Increased understanding of wounds

Although this bacterial disease is most common in northern Norway, she pointed out that winter ulcer disease is nationwide at water temperatures below 10 degrees. Infection is promoted by skin damage and affected fish can survive for prolonged periods, or develop deep sores and a systemic infection with acute loss, she adds.

Even invisible damage to the skin's surface, she pointed out, may cause secondary infections over time after delicing.

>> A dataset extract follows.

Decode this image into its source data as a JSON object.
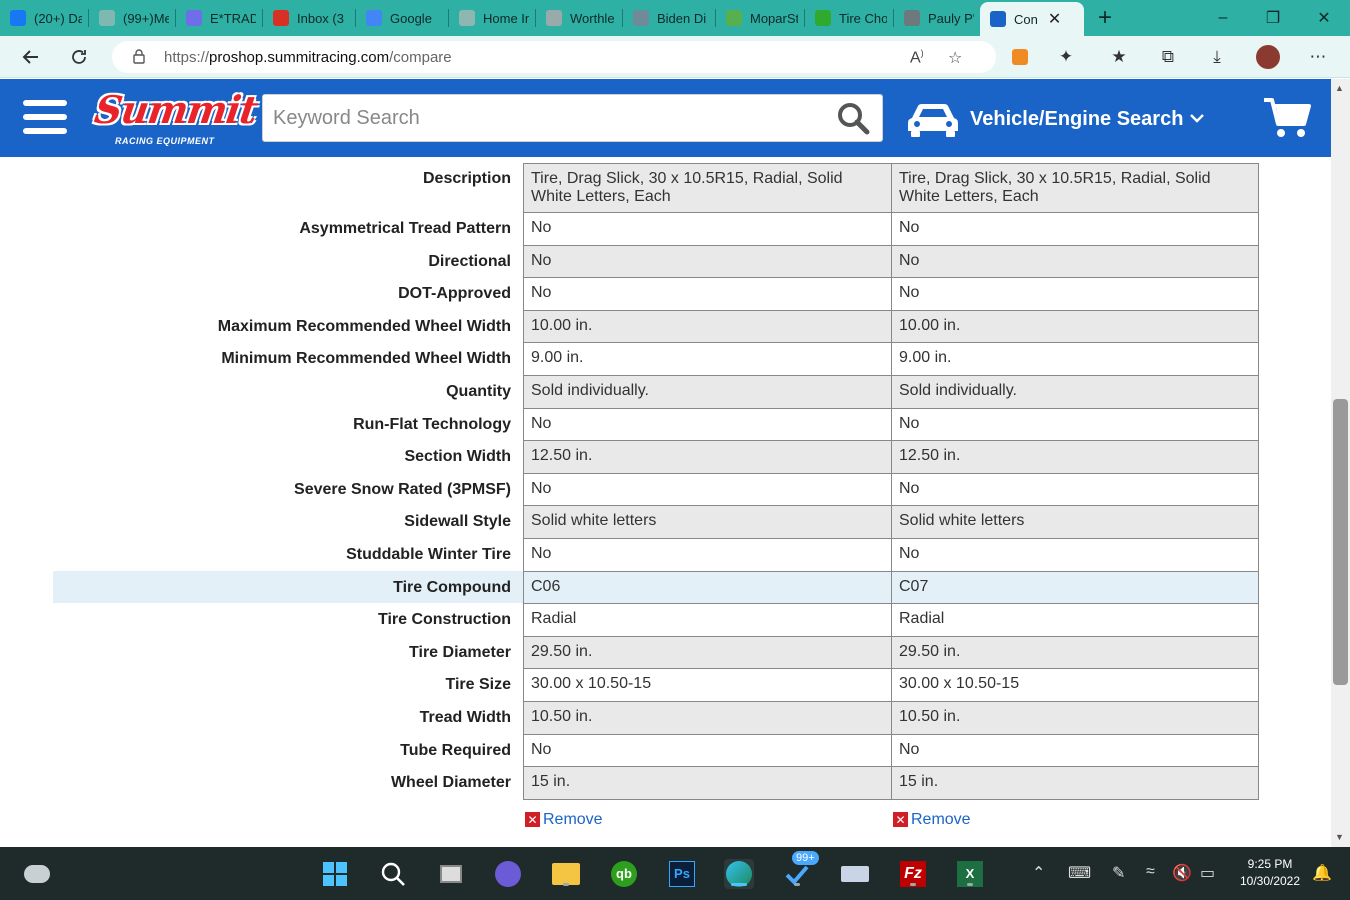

“The loss rate of these treatments, or any secondary infections, varies considerably between groups of fish and treatment,” said Galloway. “Accordingly, health status prior to treatment, including the physical condition of the skin, appears important in order to avoid loss and fish welfare problems. Apart from mechanical and lice-related wounds, salmon can also develop winter ulcers by infection of M. viscosa.”

Enhance biological understanding

Genomics and microscopy analysis of field samples and experiments will enhance biological understanding of skin health and wound healing, improve genetics for optimal protection after vaccination and tailor the feed to reduce wound-related losses in Norwegian and international salmon farming, she said.

AquaGen has Skretting ARC and Vaxxinova Norway as business partners in the project, and Norway’s Veterinary Institute is a research partner.

The project will also purchase research services from a number of research environments in Norway and abroad. In total, 10-15 people will be involved.

The project period is from January 1, 2018 to December 31, 2021, and the companies have a total budget of more than NOK 8 million (£743,000) over four years.

"The project is an innovation project in the business sector within the Research Council's HAVBRUK2 programme, which provides NOK 2.5 million in support. In addition, the participating companies will also seek funding of NOK 1.5 million in tax refunds. All in all, this represents up to 50% public support for the project, something we are very pleased with," said Galloway.